Summary The development of organized electronic markets puts constant pressure on academic research in finance. The price impact of a stock market transaction involving a large quantity of shares over a short period of time is a central topic. Controlling and monitoring the price impact is of great interest to practitioners, and its modeling has thus become a central focus of quantitative finance research. Historically, stochastic calculus has gradually been imposed in finance, under the implicit assumption that asset prices satisfy diffusive dynamics. But these hypotheses do not hold at the level of "price formation", i.e. when one considers the fine scales of market participants. New mathematical techniques derived from the statistics of point processes are therefore progressively imposed. The observables (processed price, middle price) appear as events taking place on a discrete network, the order book, and this at very short time scales (a few tens of milliseconds). The approach of prices seen as Brownian diffusions satisfying equilibrium conditions becomes rather a macroscopic description of complex phenomena arising from price formation. In the first chapter, we review the properties of electronic markets. We recall the limitations of diffusive models and introduce Hawkes processes. In particular, we review the research on the maket impact and present the progress of this thesis. In a second part, we introduce a new continuous time and discrete space impact model using Hawkes processes. We show that this model takes into account the microstructure of markets and is able to reproduce recent empirical results such as the concavity of the temporary impact.

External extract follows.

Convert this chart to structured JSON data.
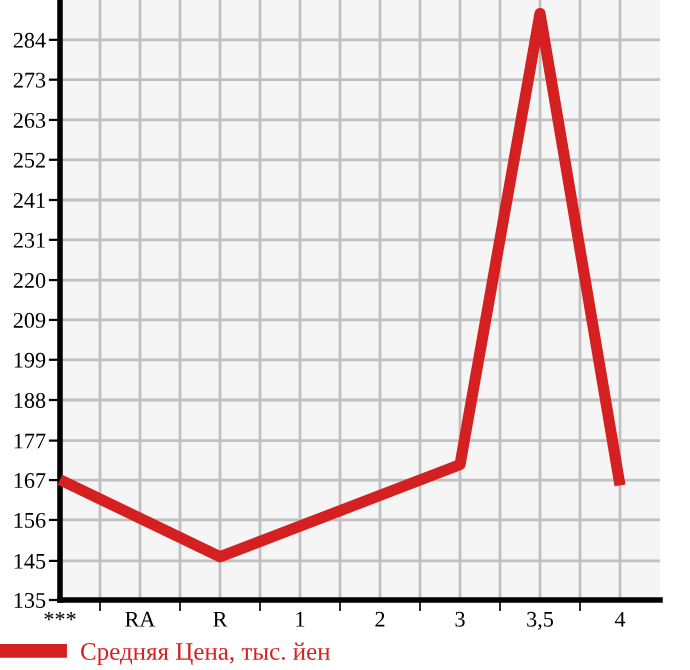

In the third chapter, we study the impact of a large volume of action on the price formation process at the daily scale and at a larger scale (several days after the execution). Furthermore, we use our model to highlight new stylized facts discovered in our database. In a fourth part, we focus on a non-parametric estimation method for a one-dimensional Hawkes process. This method relies on the link between the self-covariance function and the kernel of the Hawkes process. In particular, we study the performance of this estimator in the direction of the squared error on Sobolev spaces and on a certain class containing "very" smooth functions.